Fairy giggles shattered the spell and Grace gulped a mouthful of earthy liquid as she scrambled to conceal herself under the surface of the broken stillness. Two little farm boys scampered away through the woods with hollered whoops and twirled her boots by their laces while they set sail with her new paisley dress above their heads. They disappeared like a train and its whistle, chugging through brush, their sirens becoming distant, as Grace clambered to the bank of the pond. She was a mile from the guest house and meant to be on a train the next morning back to Chicago.
Her father had once again sent to her to the countryside for summer, a local housemaid, cook and companion hired to look after her and get her out of his way, while he set out to chart prospective routes for the Milwaukee Road to expand west. He was as hungry as everyone for progress, and as his fortune grew, so did his appetite. To appease her of these annual banishments, nothing was denied his daughter. Grace grew into her teenage years surrounded by and belonging to Chicago’s best. In this moment however, the teenage grudge Grace felt for her father bloomed.
Thick air closed around her body as she left the water. She began a defiant trudge in the direction of the house, determined to shock the God who allowed this immodest walk to befall her. Frogs and birds sang out a dissonant processional as her atmosphere darkened. Burrs and thorns occasionally streaked her pale skin with long red trails, and welts from late summer bugs popped up like drumbeats as she approached the edge of the forest.
***
Matthew had worked for Hinkley the last 3 summers- he searched the surrounding fields for cobblestones, dug and hauled them to the house’s building site and piled them in long lines. The work seemed futile but was steady, and Matthew was determined to finally join his brothers in San Francisco before the great boom was over and done with. He was a little late in all things, born nearly three weeks after he was expected, the last of 8 children, his voice like a choirboy until 16, and presently stuck in the field until dusk.

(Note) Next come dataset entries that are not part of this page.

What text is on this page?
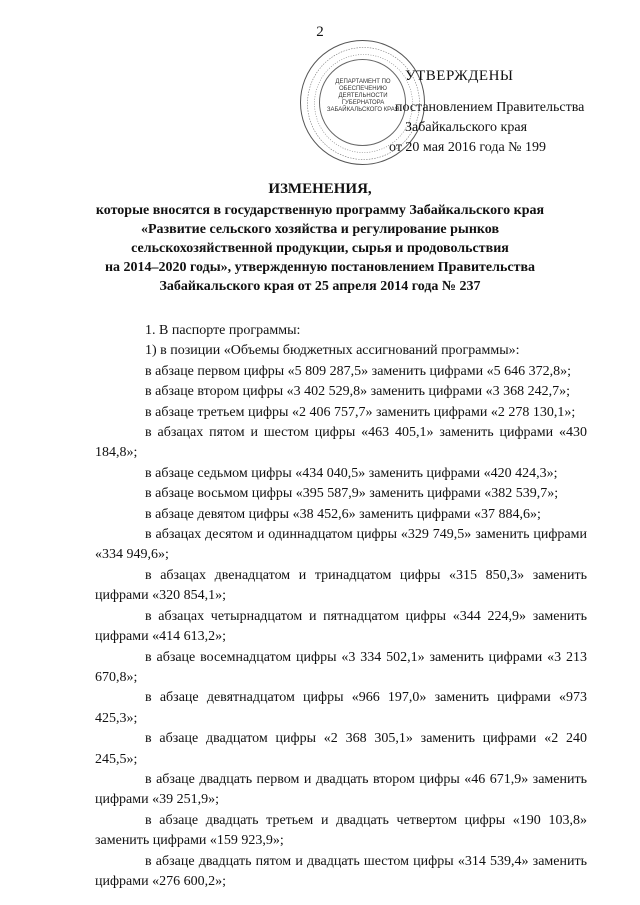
2
ДЕПАРТАМЕНТ ПО ОБЕСПЕЧЕНИЮ ДЕЯТЕЛЬНОСТИ ГУБЕРНАТОРА ЗАБАЙКАЛЬСКОГО КРАЯ
УТВЕРЖДЕНЫ
постановлением Правительства
Забайкальского края
от 20 мая 2016 года № 199
ИЗМЕНЕНИЯ,
которые вносятся в государственную программу Забайкальского края
«Развитие сельского хозяйства и регулирование рынков
сельскохозяйственной продукции, сырья и продовольствия
на 2014–2020 годы», утвержденную постановлением Правительства
Забайкальского края от 25 апреля 2014 года № 237

1. В паспорте программы:

1) в позиции «Объемы бюджетных ассигнований программы»:

в абзаце первом цифры «5 809 287,5» заменить цифрами «5 646 372,8»;

в абзаце втором цифры «3 402 529,8» заменить цифрами «3 368 242,7»;

в абзаце третьем цифры «2 406 757,7» заменить цифрами «2 278 130,1»;

в абзацах пятом и шестом цифры «463 405,1» заменить цифрами «430 184,8»;

в абзаце седьмом цифры «434 040,5» заменить цифрами «420 424,3»;

в абзаце восьмом цифры «395 587,9» заменить цифрами «382 539,7»;

в абзаце девятом цифры «38 452,6» заменить цифрами «37 884,6»;

в абзацах десятом и одиннадцатом цифры «329 749,5» заменить цифрами «334 949,6»;

в абзацах двенадцатом и тринадцатом цифры «315 850,3» заменить цифрами «320 854,1»;

в абзацах четырнадцатом и пятнадцатом цифры «344 224,9» заменить цифрами «414 613,2»;

в абзаце восемнадцатом цифры «3 334 502,1» заменить цифрами «3 213 670,8»;

в абзаце девятнадцатом цифры «966 197,0» заменить цифрами «973 425,3»;

в абзаце двадцатом цифры «2 368 305,1» заменить цифрами «2 240 245,5»;

в абзаце двадцать первом и двадцать втором цифры «46 671,9» заменить цифрами «39 251,9»;

в абзаце двадцать третьем и двадцать четвертом цифры «190 103,8» заменить цифрами «159 923,9»;

в абзаце двадцать пятом и двадцать шестом цифры «314 539,4» заменить цифрами «276 600,2»;
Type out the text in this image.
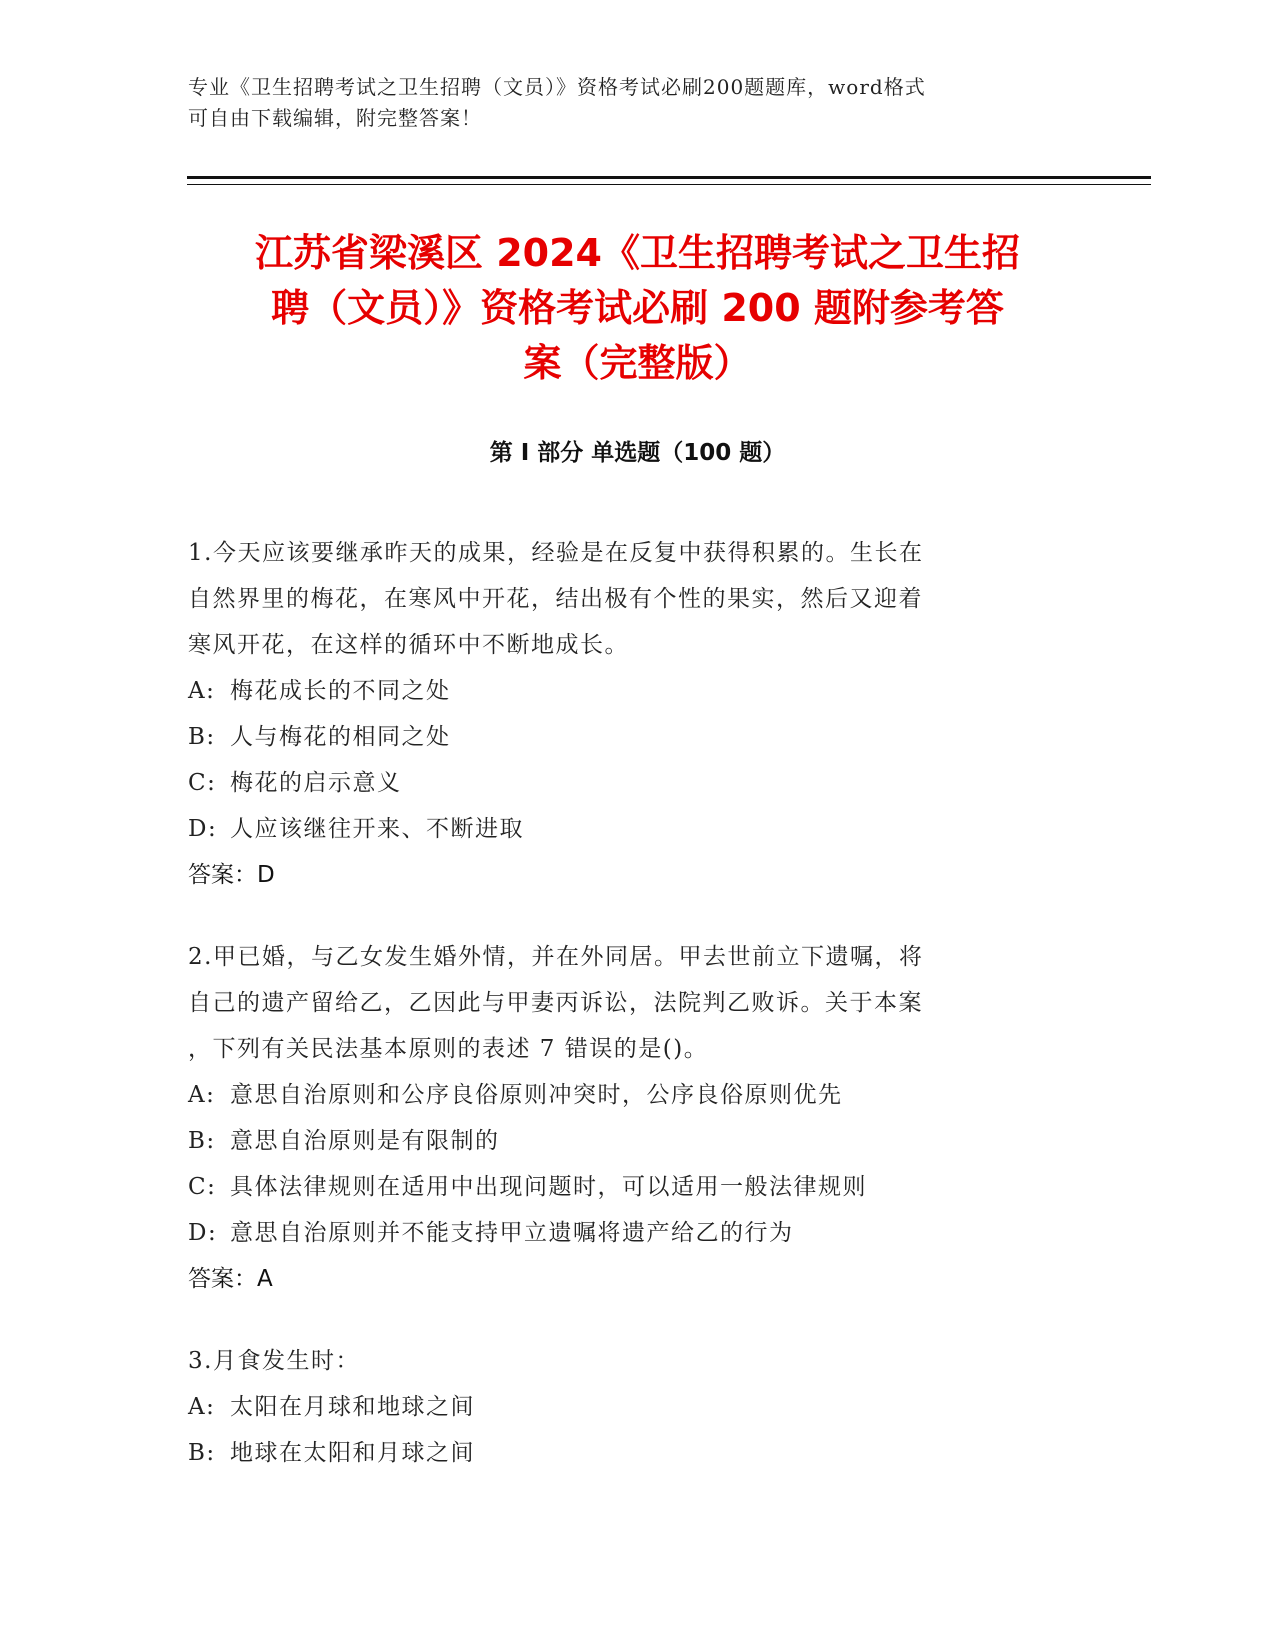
专业《卫生招聘考试之卫生招聘（文员）》资格考试必刷200题题库，word格式
可自由下载编辑，附完整答案！
江苏省梁溪区 2024《卫生招聘考试之卫生招
聘（文员）》资格考试必刷 200 题附参考答
案（完整版）
第 I 部分 单选题（100 题）
1.今天应该要继承昨天的成果，经验是在反复中获得积累的。生长在
自然界里的梅花，在寒风中开花，结出极有个性的果实，然后又迎着
寒风开花，在这样的循环中不断地成长。
A: 梅花成长的不同之处
B: 人与梅花的相同之处
C: 梅花的启示意义
D: 人应该继往开来、不断进取
答案：D
2.甲已婚，与乙女发生婚外情，并在外同居。甲去世前立下遗嘱，将
自己的遗产留给乙，乙因此与甲妻丙诉讼，法院判乙败诉。关于本案
，下列有关民法基本原则的表述 7 错误的是()。
A: 意思自治原则和公序良俗原则冲突时，公序良俗原则优先
B: 意思自治原则是有限制的
C: 具体法律规则在适用中出现问题时，可以适用一般法律规则
D: 意思自治原则并不能支持甲立遗嘱将遗产给乙的行为
答案：A
3.月食发生时：
A: 太阳在月球和地球之间
B: 地球在太阳和月球之间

The neighboring boys erupted into the far side of the field with halloos like coyotes under a full moon. They stopped short when he called out, dropped their spoils and took off toward the farm. The brats had ruined his summer, stealing the bread and jam Mrs. Hinkley so lovingly wrapped up in a linen hanky each morning as he set out, to keep him going.
He dropped his digging tools and started the muddy trudge across the field to pick up what the rascals had abandoned. The summer heat broke slightly as the sun descended to the horizon. It was a welcome respite. As he bent to pick up the mound of fine cloth that blanketed the tall grass, a ghostly figure burst into the clearing with an unearthly shriek. Before he could turn he was knocked cold to the ground by a flying stone.

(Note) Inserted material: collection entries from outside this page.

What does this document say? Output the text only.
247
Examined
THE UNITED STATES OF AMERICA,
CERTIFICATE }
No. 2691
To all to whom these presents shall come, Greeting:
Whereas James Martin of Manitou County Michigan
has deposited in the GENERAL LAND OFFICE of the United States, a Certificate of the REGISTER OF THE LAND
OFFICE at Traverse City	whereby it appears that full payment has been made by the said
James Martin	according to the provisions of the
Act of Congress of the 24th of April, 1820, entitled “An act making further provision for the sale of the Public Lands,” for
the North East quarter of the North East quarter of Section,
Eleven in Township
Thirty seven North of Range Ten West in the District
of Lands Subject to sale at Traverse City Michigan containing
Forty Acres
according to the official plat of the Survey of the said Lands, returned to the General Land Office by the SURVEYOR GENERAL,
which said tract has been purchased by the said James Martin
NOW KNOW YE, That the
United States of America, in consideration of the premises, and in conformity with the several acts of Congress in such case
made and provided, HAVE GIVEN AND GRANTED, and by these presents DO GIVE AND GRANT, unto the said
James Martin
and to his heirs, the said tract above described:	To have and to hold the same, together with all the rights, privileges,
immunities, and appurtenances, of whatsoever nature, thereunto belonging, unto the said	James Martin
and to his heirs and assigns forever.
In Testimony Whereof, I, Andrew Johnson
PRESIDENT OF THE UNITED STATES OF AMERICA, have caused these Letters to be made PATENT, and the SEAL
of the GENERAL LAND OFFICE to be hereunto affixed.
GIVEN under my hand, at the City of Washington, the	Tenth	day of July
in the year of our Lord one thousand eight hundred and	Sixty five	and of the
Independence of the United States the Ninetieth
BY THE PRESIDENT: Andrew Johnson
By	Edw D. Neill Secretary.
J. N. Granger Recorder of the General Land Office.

Red and black specks swam in his vision as Matthew came to, the ghost replaced by a madwoman with tangled red hair struggling to fasten the discarded dress with scraped fingers, feet caked with mud and leaves, profaning like a Milwaukee and St. Paul station agent. As he began to move, the ghost woman whirled around and searched the ground for another cobblestone. Matthew stilled her with hands up, but began to laugh at the sight of this wreck of a lily-white city girl.
“What’s your name?” he offered, recovering.
The girl began to answer, then stopped, her eyes filling, as hysterical laughter began to spill out like rain from a thunderhead. “Grace,” she finally managed.